Under section 5 of the Act a claimant can claim for death, personal injury and loss of, or damage to, property. However, they cannot claim for the cost of repair or replacement of the defective product nor any other product of which the defective product is a part. This is classified as pure economic loss.

Any property damage must exceed £275 and it cannot be property that was used for business purposes, only private use.

Section 7 states that liability for damage cannot be excluded, so the Unfair Contract Terms Act need never be considered. .


Section 4 sets out the available defences.

The defect is attributable to compliance with statute (s.4(1)(a)),
The defendant did not supply the goods (s.4(1)(b)),
The supply was otherwise than in the course of business (s.4(1)(c)),
The defect did not exist at the time of supply (s.4(1)(d)),
The development risks defence (s.4(1)(e)), this is similar to the concept in Roe v Ministry of Health (1954) (CoA) in that if the risk is not known to science at the time of manufacture then the manufacturer cannot have been expected to know about it and avoid it.

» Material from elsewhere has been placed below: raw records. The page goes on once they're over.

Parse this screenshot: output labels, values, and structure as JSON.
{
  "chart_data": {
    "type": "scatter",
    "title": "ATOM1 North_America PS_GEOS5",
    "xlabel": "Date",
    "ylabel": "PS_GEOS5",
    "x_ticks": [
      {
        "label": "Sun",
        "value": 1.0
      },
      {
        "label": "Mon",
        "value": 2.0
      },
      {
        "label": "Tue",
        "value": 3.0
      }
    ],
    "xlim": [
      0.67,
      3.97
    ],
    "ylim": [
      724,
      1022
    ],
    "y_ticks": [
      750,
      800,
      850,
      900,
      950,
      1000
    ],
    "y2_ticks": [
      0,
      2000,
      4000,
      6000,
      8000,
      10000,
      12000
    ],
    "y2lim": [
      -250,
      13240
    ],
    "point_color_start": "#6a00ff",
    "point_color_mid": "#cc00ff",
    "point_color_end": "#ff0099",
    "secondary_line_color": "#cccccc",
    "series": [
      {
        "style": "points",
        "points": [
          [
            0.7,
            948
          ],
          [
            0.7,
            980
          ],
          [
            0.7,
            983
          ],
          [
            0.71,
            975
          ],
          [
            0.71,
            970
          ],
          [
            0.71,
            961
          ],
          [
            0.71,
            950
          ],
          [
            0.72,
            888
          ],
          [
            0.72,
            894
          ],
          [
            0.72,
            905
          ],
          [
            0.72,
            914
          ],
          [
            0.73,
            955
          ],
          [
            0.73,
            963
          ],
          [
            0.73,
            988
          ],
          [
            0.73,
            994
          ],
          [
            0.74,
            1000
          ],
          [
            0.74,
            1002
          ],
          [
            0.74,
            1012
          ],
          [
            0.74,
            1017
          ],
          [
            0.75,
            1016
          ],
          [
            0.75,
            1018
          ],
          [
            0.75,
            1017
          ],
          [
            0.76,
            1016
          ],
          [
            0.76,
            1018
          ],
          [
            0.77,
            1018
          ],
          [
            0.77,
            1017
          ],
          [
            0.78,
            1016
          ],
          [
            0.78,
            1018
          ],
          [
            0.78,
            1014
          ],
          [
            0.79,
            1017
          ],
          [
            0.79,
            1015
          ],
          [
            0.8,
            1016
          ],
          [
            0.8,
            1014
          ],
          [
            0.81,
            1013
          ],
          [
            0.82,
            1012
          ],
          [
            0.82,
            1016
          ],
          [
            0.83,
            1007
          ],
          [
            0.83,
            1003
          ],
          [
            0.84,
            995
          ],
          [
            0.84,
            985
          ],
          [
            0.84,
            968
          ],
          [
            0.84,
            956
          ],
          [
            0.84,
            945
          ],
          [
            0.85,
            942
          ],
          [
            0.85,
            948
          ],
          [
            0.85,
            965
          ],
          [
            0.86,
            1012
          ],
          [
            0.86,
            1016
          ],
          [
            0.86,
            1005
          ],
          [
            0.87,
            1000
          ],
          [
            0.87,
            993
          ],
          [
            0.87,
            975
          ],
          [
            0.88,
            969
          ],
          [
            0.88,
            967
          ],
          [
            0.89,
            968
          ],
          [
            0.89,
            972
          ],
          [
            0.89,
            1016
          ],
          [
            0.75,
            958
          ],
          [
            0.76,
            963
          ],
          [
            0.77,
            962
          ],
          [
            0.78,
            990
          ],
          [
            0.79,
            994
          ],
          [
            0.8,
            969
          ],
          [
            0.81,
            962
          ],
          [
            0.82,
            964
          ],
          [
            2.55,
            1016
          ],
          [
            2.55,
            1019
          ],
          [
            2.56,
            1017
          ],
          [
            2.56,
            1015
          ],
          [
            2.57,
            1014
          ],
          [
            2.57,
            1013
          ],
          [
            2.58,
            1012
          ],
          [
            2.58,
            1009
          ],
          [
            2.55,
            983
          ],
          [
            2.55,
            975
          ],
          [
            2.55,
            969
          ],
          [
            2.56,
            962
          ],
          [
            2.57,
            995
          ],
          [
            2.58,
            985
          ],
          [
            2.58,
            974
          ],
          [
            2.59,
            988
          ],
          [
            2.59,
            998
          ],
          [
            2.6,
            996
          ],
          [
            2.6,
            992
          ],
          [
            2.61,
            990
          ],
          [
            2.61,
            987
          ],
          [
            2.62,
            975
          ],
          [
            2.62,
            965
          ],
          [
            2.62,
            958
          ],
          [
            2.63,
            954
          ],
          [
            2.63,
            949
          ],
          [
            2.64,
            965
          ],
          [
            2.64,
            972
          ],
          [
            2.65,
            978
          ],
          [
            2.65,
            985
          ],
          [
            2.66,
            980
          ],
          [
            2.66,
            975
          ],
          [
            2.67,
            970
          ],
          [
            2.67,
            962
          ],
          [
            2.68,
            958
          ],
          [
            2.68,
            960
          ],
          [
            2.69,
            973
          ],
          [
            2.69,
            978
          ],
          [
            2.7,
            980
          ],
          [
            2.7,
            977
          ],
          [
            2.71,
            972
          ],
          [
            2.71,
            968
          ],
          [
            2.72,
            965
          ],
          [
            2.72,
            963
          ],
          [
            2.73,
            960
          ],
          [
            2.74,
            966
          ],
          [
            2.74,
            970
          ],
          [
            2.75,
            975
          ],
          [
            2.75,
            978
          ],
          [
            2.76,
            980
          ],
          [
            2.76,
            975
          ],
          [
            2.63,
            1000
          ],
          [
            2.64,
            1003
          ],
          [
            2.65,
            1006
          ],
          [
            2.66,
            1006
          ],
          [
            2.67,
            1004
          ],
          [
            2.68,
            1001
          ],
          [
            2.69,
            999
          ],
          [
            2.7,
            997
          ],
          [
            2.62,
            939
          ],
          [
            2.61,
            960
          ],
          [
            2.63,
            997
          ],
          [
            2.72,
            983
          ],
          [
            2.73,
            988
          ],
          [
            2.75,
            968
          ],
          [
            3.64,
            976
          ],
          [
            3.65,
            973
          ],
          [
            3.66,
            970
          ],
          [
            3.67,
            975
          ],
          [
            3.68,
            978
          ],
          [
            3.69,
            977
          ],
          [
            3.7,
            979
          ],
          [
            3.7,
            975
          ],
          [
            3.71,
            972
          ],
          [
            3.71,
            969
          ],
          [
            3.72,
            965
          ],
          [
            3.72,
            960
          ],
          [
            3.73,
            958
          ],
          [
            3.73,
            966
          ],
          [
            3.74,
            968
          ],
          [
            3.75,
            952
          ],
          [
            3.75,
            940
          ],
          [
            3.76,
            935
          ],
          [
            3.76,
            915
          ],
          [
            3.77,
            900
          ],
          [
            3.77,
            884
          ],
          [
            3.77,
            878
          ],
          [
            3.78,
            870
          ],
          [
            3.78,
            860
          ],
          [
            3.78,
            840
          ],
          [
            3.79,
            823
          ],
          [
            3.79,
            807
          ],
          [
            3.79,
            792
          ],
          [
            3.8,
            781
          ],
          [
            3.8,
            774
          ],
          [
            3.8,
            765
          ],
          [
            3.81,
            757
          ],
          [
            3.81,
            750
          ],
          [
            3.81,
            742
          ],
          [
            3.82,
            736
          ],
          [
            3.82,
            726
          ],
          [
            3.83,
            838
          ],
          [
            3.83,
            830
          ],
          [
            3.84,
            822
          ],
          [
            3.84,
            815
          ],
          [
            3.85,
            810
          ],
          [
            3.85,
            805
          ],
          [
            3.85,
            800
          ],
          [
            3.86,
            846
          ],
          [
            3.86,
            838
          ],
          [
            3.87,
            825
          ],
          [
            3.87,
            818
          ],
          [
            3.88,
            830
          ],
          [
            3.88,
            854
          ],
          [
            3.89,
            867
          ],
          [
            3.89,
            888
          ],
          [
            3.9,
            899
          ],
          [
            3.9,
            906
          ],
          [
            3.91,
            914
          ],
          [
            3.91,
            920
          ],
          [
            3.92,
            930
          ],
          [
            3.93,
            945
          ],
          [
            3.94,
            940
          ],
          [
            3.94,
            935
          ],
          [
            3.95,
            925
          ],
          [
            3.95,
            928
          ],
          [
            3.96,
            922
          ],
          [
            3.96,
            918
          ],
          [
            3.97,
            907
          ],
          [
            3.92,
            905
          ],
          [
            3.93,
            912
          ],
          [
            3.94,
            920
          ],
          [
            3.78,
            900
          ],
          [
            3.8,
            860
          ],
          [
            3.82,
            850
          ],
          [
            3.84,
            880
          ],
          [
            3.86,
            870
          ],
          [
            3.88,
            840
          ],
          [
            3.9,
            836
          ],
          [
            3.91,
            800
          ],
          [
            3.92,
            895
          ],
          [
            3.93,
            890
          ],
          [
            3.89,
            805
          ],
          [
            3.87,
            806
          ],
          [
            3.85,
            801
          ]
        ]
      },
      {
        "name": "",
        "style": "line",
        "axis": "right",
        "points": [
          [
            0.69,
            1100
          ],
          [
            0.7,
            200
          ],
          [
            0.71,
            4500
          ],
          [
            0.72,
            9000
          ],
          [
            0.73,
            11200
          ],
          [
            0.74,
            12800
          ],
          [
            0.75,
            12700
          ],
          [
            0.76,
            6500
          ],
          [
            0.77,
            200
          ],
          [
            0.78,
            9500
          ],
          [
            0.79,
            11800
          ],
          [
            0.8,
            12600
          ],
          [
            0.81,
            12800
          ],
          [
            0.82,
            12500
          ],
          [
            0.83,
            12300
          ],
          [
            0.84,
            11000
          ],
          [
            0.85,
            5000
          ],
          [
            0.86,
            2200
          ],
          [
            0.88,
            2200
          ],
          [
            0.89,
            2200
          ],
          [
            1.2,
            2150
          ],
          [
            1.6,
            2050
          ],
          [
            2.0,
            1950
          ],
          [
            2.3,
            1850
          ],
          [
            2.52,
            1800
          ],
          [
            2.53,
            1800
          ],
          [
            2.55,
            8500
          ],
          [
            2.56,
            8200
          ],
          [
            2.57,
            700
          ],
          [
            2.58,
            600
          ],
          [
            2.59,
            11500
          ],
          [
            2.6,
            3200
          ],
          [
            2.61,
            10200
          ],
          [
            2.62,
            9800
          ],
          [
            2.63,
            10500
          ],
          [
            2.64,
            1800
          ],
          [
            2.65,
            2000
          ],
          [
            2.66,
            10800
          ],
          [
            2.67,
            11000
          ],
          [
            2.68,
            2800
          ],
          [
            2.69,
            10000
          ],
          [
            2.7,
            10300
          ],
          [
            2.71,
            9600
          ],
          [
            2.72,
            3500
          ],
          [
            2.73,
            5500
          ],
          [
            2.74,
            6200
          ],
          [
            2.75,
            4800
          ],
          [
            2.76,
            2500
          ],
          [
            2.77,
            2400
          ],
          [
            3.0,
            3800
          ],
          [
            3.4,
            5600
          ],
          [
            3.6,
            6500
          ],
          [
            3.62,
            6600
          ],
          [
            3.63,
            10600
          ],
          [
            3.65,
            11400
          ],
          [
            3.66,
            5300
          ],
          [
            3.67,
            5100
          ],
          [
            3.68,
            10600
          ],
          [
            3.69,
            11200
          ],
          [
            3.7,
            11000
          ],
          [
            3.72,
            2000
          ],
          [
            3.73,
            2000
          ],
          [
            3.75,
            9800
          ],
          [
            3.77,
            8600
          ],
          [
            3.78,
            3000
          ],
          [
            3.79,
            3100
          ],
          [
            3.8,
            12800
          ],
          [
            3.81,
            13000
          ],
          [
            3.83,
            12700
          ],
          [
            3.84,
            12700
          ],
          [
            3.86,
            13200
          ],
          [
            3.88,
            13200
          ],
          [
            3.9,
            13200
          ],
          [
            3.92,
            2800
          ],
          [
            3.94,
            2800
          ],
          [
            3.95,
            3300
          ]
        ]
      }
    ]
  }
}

But note that in A v National Blood Authority (2001) (HC), although the risk of infected blood was known about there was no technology that could successfully screen for it. However, this was not sufficient to act as a defence and the defendants were found liable.
Manufacturers of component parts will not be liable if it can be shown that the defect was attributable to another component of the product (s.4(1)(f)).